U.S. Senators Benjamin L. Cardin (D-MD) and
John Ensign (R-NV) announced their bipartisan plan to help stimulate the housing market and provide balance to the housing provisions currently under consideration in the Senate. The
Cardin/Ensign First-Time Homebuyers’ Tax Credit Amendment (S. Amdt. 4421) would provide a non-refundable tax credit of $7,000, payable over two years, to eligible first-time homebuyers who purchase a principal residence.
“We need to encourage prospective buyers to get off the sidelines and into the housing market. Families are reluctant to buy right now because they have real concerns that values may drop. If we can put some money on the table with a tax credit, it is more likely they will move forward with a purchase,” said
Senator Cardin. “A tax credit to spur home ownership will help stimulate the economy in the sector that triggered our economic downturn. The economic ripple effect will be profound.”
“When it comes to the housing market, my home state of Nevada has been hit the hardest,” said
Senator Ensign. “It is not only hurting families and homeowners but also risks dragging down our economy further. This bipartisan plan is a proven model that encourages homeownership while targeting the serious problem of excess inventory in the housing sector.”

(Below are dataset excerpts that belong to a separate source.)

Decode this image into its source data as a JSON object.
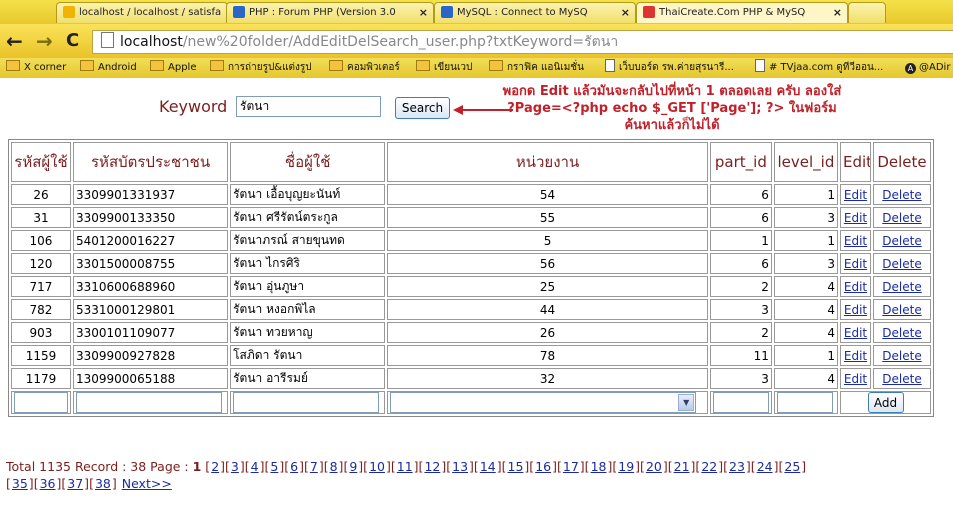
{
  "browser": {
    "tabs": [
      {
        "label": "localhost / localhost / satisfa",
        "icon": "phpmyadmin-icon"
      },
      {
        "label": "PHP : Forum PHP (Version 3.0",
        "icon": "thaicreate-icon"
      },
      {
        "label": "MySQL : Connect to MySQ",
        "icon": "thaicreate-icon"
      },
      {
        "label": "ThaiCreate.Com PHP & MySQ",
        "icon": "thaicreate-icon"
      }
    ],
    "url_host": "localhost",
    "url_path": "/new%20folder/AddEditDelSearch_user.php?txtKeyword=รัตนา",
    "bookmarks": [
      {
        "label": "X corner",
        "icon": "folder-icon"
      },
      {
        "label": "Android",
        "icon": "folder-icon"
      },
      {
        "label": "Apple",
        "icon": "folder-icon"
      },
      {
        "label": "การถ่ายรูป&แต่งรูป",
        "icon": "folder-icon"
      },
      {
        "label": "คอมพิวเตอร์",
        "icon": "folder-icon"
      },
      {
        "label": "เขียนเวป",
        "icon": "folder-icon"
      },
      {
        "label": "กราฟิค แอนิเมชั่น",
        "icon": "folder-icon"
      },
      {
        "label": "เว็บบอร์ด รพ.ค่ายสุรนารี...",
        "icon": "page-icon"
      },
      {
        "label": "# TVjaa.com ดูทีวีออน...",
        "icon": "page-icon"
      },
      {
        "label": "@ADir",
        "icon": "circle-icon"
      }
    ]
  },
  "search": {
    "label": "Keyword",
    "value": "รัตนา",
    "button": "Search"
  },
  "note": "พอกด Edit แล้วมันจะกลับไปที่หน้า 1 ตลอดเลย ครับ ลองใส่ ?Page=<?php echo $_GET ['Page']; ?> ในฟอร์มค้นหาแล้วก็ไม่ได้",
  "table": {
    "headers": [
      "รหัสผู้ใช้",
      "รหัสบัตรประชาชน",
      "ชื่อผู้ใช้",
      "หน่วยงาน",
      "part_id",
      "level_id",
      "Edit",
      "Delete"
    ],
    "rows": [
      {
        "id": "26",
        "card": "3309901331937",
        "name": "รัตนา เอื้อบุญยะนันท์",
        "unit": "54",
        "part": "6",
        "level": "1"
      },
      {
        "id": "31",
        "card": "3309900133350",
        "name": "รัตนา ศรีรัตน์ตระกูล",
        "unit": "55",
        "part": "6",
        "level": "3"
      },
      {
        "id": "106",
        "card": "5401200016227",
        "name": "รัตนาภรณ์ สายขุนทด",
        "unit": "5",
        "part": "1",
        "level": "1"
      },
      {
        "id": "120",
        "card": "3301500008755",
        "name": "รัตนา ไกรศิริ",
        "unit": "56",
        "part": "6",
        "level": "3"
      },
      {
        "id": "717",
        "card": "3310600688960",
        "name": "รัตนา อุ่นภูษา",
        "unit": "25",
        "part": "2",
        "level": "4"
      },
      {
        "id": "782",
        "card": "5331000129801",
        "name": "รัตนา หงอกพิไล",
        "unit": "44",
        "part": "3",
        "level": "4"
      },
      {
        "id": "903",
        "card": "3300101109077",
        "name": "รัตนา ทวยหาญ",
        "unit": "26",
        "part": "2",
        "level": "4"
      },
      {
        "id": "1159",
        "card": "3309900927828",
        "name": "โสภิดา รัตนา",
        "unit": "78",
        "part": "11",
        "level": "1"
      },
      {
        "id": "1179",
        "card": "1309900065188",
        "name": "รัตนา อารีรมย์",
        "unit": "32",
        "part": "3",
        "level": "4"
      }
    ],
    "edit_label": "Edit",
    "delete_label": "Delete",
    "add_label": "Add"
  },
  "pager": {
    "summary": "Total 1135 Record : 38 Page :",
    "current": "1",
    "pages_line1": [
      "2",
      "3",
      "4",
      "5",
      "6",
      "7",
      "8",
      "9",
      "10",
      "11",
      "12",
      "13",
      "14",
      "15",
      "16",
      "17",
      "18",
      "19",
      "20",
      "21",
      "22",
      "23",
      "24",
      "25"
    ],
    "pages_line2": [
      "35",
      "36",
      "37",
      "38"
    ],
    "next": "Next>>"
  }
}
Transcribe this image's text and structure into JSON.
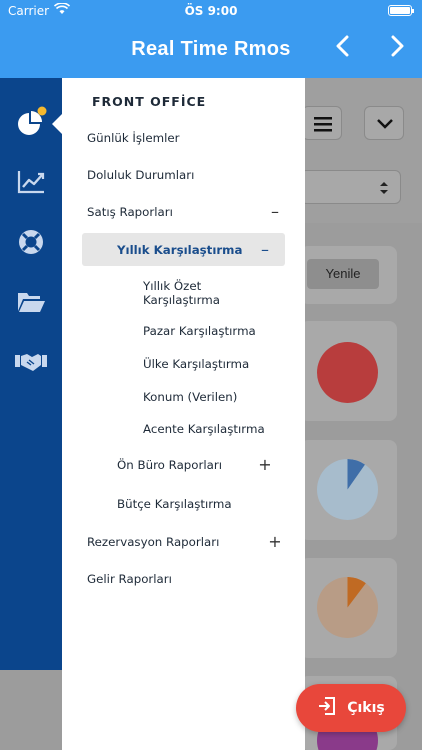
{
  "status_bar": {
    "carrier": "Carrier",
    "time": "ÖS 9:00"
  },
  "header": {
    "title": "Real Time Rmos",
    "prev_icon": "chevron-left-icon",
    "next_icon": "chevron-right-icon"
  },
  "rail": {
    "icons": [
      "pie-chart-icon",
      "line-chart-icon",
      "lifebuoy-icon",
      "folder-open-icon",
      "handshake-icon"
    ],
    "accent": "#f5b82e"
  },
  "menu": {
    "section_title": "FRONT OFFİCE",
    "items": [
      {
        "label": "Günlük İşlemler"
      },
      {
        "label": "Doluluk Durumları"
      },
      {
        "label": "Satış Raporları",
        "sign": "–"
      },
      {
        "label": "Yıllık Karşılaştırma",
        "sign": "–"
      },
      {
        "label": "Yıllık Özet Karşılaştırma"
      },
      {
        "label": "Pazar Karşılaştırma"
      },
      {
        "label": "Ülke Karşılaştırma"
      },
      {
        "label": "Konum (Verilen)"
      },
      {
        "label": "Acente Karşılaştırma"
      },
      {
        "label": "Ön Büro Raporları",
        "sign": "+"
      },
      {
        "label": "Bütçe Karşılaştırma"
      },
      {
        "label": "Rezervasyon Raporları",
        "sign": "+"
      },
      {
        "label": "Gelir Raporları"
      }
    ]
  },
  "background": {
    "refresh_label": "Yenile"
  },
  "exit_button": {
    "label": "Çıkış"
  },
  "colors": {
    "header": "#3b9bf0",
    "rail": "#0b458c",
    "exit": "#e8473b"
  }
}
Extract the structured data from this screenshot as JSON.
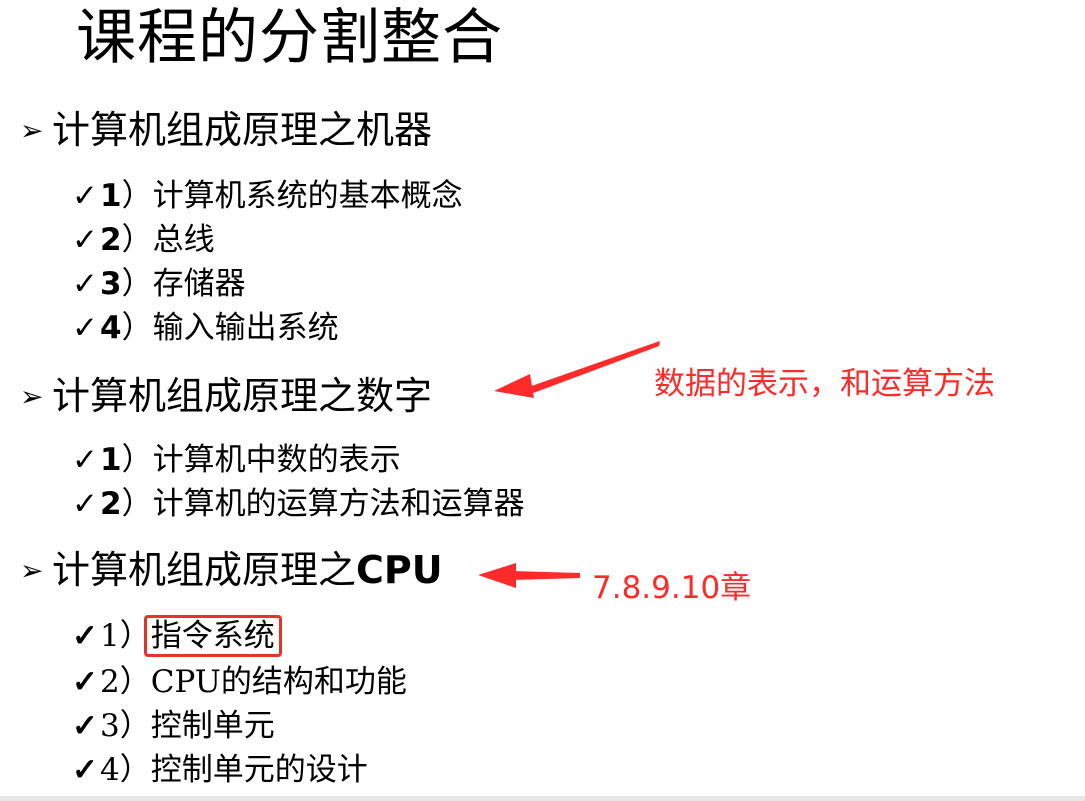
{
  "title": "课程的分割整合",
  "sections": [
    {
      "heading": "计算机组成原理之机器",
      "items": [
        {
          "num": "1",
          "paren": "）",
          "text": "计算机系统的基本概念"
        },
        {
          "num": "2",
          "paren": "）",
          "text": "总线"
        },
        {
          "num": "3",
          "paren": "）",
          "text": "存储器"
        },
        {
          "num": "4",
          "paren": "）",
          "text": "输入输出系统"
        }
      ]
    },
    {
      "heading": "计算机组成原理之数字",
      "items": [
        {
          "num": "1",
          "paren": "）",
          "text": "计算机中数的表示"
        },
        {
          "num": "2",
          "paren": "）",
          "text": "计算机的运算方法和运算器"
        }
      ]
    },
    {
      "heading_prefix": "计算机组成原理之",
      "heading_suffix": "CPU",
      "items": [
        {
          "num": "1",
          "paren": "）",
          "text": "指令系统"
        },
        {
          "num": "2",
          "paren": "）",
          "text": "CPU的结构和功能"
        },
        {
          "num": "3",
          "paren": "）",
          "text": "控制单元"
        },
        {
          "num": "4",
          "paren": "）",
          "text": "控制单元的设计"
        }
      ]
    }
  ],
  "symbols": {
    "bullet": "➢",
    "check": "✓"
  },
  "annotations": {
    "note_numbers": "数据的表示，和运算方法",
    "note_chapters": "7.8.9.10章"
  },
  "colors": {
    "annotation": "#ff2a2a",
    "highlight_box": "#e5322a"
  }
}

“Whole communities are at risk and Congress must act. The Fed acted quickly to bail out Wall Street. We need to move quickly to protect Main Street. The
Foreclosure Prevention bill (H.R. 3221) provides much needed help for current homeowners on the brink of foreclosure, with expanded funding for counseling, revenue bonding and block grants for refinancing, but it can be improved. Today, it’s estimated that 40% of the housing market is comprised of first-time homebuyers. In Baltimore, that number has recently been 65-67%. We will never fully solve this crisis if we fail to encourage prospective buyers to jump into the market now rather than later.”
Senator Cardin said.
Cardin/Ensign First-Time Homebuyers’ Tax Credit Amendment
is timely, targeted, and temporary.
$7,000 payable over two years for eligible first-time homebuyers for a principal residence
First-time home purchases must be completed within one year of the date of enactment.
Eligibility for the credit would be phased out for single filers whose adjusted gross income (AGI) is between $70,000 and $90,000; for married couples filing a joint return, eligibility for the credit would be phased out if their AGI is between $110,000 and $130,000.
These phase-out levels are identical to the phase-out levels contained in a similar credit that was successful in the District of Columbia. Through the end of last year, DC’s $5,000 credit for first-time homebuyers helped 3,000 to 4,000 people each year become home owners. It boosted buyers’ interest in neighborhoods where home ownership rates lagged.
According to the National Association of Realtors, first-time homebuyers nationwide had a median income of $58,600 in 2006. For married couples, the median income was $68,000; for single females, it was $44,500; and for single males, it was $51,900.